FairSearch - for the right result

FairSearch Statement: Google’s flawed proposal

June 2021

  • After three years, Google is proposing changes to its choice screen for search on Android devices. But only for new users.
  • We have long argued these changes are necessary, and new Android users will benefit. FairSearch welcomes this gesture.
  • The problem is that the many millions of existing Android users in Europe win nothing.
  • On top of that, the Google search proposal applies only to search.
  • The Google proposal entirely excludes any choice of browsers.
  • So Google continues to profit from its illegal behavior, both from existing users and from browsers.
  • Alternatives to Google search are chosen using StatCounter, a global measure inherently biased toward Google that gives it an unfair edge in small markets.

Following years of pressure from parties including FairSearch and its members, Google has put forward a choice screen proposal that in some respects reflects changes we have been arguing for a long time are necessary.  FairSearch welcomes these changes.

But Google has done so only three years after the finding of infringement.  All the while it has continued to benefit from its past anticompetitive behaviour.  And Google’s announcement remains fundamentally flawed and falls well short of truly addressing the devastating effects of its anticompetitive behaviour.

For example:

  1. Google’s announcement does nothing to address the problem of consumer preference for browsers, allowing Google to perpetuate a proven infringement.
  2. Google’s announcement for the search choice screen would only apply to new users, taking effect in September.

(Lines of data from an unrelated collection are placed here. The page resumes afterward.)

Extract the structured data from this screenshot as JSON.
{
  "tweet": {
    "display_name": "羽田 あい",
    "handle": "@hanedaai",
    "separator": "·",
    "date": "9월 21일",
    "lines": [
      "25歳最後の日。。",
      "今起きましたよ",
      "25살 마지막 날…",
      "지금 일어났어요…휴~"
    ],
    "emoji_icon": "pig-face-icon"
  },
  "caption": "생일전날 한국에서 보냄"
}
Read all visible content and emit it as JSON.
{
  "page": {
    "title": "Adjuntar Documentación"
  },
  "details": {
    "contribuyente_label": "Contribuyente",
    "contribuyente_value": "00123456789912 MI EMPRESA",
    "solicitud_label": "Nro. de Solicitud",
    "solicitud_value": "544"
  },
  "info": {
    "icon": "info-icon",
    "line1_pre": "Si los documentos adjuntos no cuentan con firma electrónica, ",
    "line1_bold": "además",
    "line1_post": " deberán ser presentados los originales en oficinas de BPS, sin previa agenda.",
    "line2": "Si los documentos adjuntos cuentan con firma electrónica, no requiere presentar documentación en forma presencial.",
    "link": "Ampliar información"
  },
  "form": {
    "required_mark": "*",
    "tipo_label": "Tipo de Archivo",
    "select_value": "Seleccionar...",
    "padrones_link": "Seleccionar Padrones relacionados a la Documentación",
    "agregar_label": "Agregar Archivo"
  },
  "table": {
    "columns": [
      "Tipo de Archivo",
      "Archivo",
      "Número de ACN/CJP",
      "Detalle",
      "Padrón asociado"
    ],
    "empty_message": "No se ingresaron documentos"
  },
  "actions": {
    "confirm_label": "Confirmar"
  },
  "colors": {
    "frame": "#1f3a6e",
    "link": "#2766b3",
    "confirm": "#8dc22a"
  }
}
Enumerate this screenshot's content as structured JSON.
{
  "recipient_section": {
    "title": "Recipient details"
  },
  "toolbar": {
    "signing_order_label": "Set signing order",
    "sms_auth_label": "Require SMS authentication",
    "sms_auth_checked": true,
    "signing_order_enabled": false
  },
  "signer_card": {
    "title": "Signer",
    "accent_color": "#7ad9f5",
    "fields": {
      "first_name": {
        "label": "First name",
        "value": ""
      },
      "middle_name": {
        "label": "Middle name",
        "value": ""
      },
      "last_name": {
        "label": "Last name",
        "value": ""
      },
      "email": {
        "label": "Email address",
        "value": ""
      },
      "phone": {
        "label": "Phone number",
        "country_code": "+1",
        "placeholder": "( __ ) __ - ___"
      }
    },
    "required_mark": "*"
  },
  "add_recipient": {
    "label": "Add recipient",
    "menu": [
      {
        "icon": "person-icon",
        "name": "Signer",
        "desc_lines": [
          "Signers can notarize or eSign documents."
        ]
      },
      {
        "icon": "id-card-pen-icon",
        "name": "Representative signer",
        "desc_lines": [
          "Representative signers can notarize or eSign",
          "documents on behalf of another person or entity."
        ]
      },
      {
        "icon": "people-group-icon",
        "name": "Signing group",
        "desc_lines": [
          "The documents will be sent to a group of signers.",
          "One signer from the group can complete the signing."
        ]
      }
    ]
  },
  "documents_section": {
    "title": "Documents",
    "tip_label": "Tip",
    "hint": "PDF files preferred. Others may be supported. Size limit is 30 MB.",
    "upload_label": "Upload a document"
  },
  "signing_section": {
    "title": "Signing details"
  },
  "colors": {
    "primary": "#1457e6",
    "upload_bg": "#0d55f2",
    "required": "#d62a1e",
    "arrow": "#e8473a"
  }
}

The millions of existing users Google acquired by illegal conduct would continue to suffer without true choice, gaining nothing. In other words, Google will continue to profit from conduct the Commission found to be unlawful.
  3. The revised choice screen relies indiscriminately on the identification of alternatives based on Statcounter, which as a global measuring system tends to favour Google and is ill-suited for smaller markets, rather than alternatives adapted to and focused on each local market.

Google’s approach is like a garage repairing the engine of a car but leaving its flat tires untouched.  The shortcomings of Google’s proposal significantly undermine the relevance of the choice screen changes it has announced.  We look forward to learning details of the announcement, but if Google is serious about antitrust compliance it should without delay address the obvious gaping holes.